Холодная темная вода поднималась вокруг нее, затопляла душу печалью и бесполезными сожалениями…
Мама, папа… простите меня.
Чан ЯньЮань, прости…
Она закрыла глаза и на прощание представила себе их любимые лица.
Маму… папу… Чан ЯньЮаня… Ван Джэкуня тоже… директора Лоу… Мао СинЮнь… преподавателя по истории китайской иероглифики с 4 курса… тетку-билетершу, которая иногда делала ей замечание, что кеды с короткой юбкой носить – это неженственно…
Гаснущее сознание не торопилось гаснуть.
А еще у нее болело в животе и саднило горло.
Она приподнялась на постели.
На маленьком столике стоял селадоновый*[11] кувшин с водой.

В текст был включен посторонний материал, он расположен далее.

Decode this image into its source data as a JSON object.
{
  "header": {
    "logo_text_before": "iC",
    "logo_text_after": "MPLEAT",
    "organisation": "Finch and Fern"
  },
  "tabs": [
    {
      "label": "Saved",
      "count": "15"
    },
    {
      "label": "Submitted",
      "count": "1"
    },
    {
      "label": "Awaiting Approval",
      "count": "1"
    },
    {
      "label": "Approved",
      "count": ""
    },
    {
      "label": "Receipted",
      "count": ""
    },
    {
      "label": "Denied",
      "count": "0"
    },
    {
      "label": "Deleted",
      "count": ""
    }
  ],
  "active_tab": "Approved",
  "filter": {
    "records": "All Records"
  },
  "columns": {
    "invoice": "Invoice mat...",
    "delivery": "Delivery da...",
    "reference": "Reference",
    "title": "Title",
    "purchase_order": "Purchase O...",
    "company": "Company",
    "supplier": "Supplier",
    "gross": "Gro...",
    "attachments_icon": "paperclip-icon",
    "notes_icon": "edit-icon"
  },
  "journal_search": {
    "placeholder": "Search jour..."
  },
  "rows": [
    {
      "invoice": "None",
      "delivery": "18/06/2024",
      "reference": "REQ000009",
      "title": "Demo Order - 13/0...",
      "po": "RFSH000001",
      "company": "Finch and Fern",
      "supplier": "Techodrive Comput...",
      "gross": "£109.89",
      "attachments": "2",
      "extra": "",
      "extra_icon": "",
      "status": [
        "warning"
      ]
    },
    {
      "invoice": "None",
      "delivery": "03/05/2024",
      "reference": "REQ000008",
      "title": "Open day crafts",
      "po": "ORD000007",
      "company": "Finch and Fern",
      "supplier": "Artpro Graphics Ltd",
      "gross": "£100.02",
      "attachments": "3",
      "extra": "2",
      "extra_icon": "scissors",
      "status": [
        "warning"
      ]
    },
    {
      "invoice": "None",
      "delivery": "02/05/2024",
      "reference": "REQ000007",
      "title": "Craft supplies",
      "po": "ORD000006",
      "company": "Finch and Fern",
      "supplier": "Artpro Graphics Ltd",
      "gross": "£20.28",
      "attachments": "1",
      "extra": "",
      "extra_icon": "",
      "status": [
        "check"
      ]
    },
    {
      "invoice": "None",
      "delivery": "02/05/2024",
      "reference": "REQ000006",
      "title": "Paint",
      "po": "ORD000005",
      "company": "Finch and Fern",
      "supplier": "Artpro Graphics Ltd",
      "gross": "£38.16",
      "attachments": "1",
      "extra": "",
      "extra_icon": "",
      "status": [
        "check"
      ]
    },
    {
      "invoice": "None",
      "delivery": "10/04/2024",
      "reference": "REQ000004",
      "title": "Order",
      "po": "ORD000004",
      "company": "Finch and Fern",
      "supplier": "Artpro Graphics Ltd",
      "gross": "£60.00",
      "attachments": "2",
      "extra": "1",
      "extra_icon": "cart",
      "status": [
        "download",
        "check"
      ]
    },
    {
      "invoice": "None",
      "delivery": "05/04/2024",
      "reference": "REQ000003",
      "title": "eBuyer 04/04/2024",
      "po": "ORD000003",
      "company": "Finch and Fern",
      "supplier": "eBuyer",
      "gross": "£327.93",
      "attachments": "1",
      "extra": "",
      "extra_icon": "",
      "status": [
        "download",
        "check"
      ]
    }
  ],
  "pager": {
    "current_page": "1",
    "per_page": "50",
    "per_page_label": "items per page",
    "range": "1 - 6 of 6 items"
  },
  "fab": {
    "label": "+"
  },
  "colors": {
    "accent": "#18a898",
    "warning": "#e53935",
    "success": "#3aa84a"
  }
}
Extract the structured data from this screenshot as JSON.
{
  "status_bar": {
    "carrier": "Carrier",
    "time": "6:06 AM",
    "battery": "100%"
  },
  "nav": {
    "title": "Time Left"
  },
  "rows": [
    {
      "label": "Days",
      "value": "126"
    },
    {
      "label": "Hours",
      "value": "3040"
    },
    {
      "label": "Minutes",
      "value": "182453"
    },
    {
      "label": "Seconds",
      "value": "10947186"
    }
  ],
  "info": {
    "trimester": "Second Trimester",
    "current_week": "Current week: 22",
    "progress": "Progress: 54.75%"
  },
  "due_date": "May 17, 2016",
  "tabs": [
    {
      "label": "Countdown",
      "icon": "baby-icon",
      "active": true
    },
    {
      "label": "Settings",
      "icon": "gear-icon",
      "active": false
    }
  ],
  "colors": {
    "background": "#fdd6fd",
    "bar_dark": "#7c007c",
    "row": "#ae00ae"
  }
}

Бай Юйшу преисполнилась уважения к своему сознанию, которое, даже умирая, с такой профессиональной точностью воспроизводило аутентичную, художественную, выдержанную в духе времени обстановку: селадоновая посуда, резная мебель из самшита, шелковые ткани с геометрической каймой, деревянные хранители с ветвистыми рогами по углам… а! С такими выразительными надменными мордами! Повсюду – лакировка и бронза, украшенная филигранью.
Спальня тонула во всевозможных оттенках красного и малинового цветов.
Судя по обилию красного, воображение занесло ее в древнее царство Чу – без сомнения, в период Воюющих Царств.
Бай Юйшу приняла сидячее положение… ох! Движение отозвалось тупой болью внутри.
Что там творится, в этом ее сознании, если последние минуты жизни она провела, фантазируя, как ее насилует медведь?!
Бай Юйшу протянула руку, чтобы подобрать подол у юбки.
Рука была не ее.
Вместо крепкой загорелой ладошки, с мозолями от карандаша и альпинистской веревки, перед глазами маячила белая, мягкая кисть с гладкой кожей, словно изваянная из снежного нефрита. Бай Юйшу сокрушенно покачала головой. Но не все ли теперь равно?
Она подняла подол красного платья.
Я была девственница?! …?!
Что это вообще за игры разума?!
В детстве она читала очень трогательную сказку Ганса Христиана Андерсена. В ней говорилось, как за душой умирающего ребенка прилетел небесный ангел и потом носил его над землей в своих объятьях, и показывал ему самые дорогие места, чтобы он с ними попрощался и поплакал светлыми слезами. Еще они взяли на небо бедный засохший цветок, и бог прижал его к своему сердцу, поцеловал, и цветок расцвел, засиял, начал петь и славить господа.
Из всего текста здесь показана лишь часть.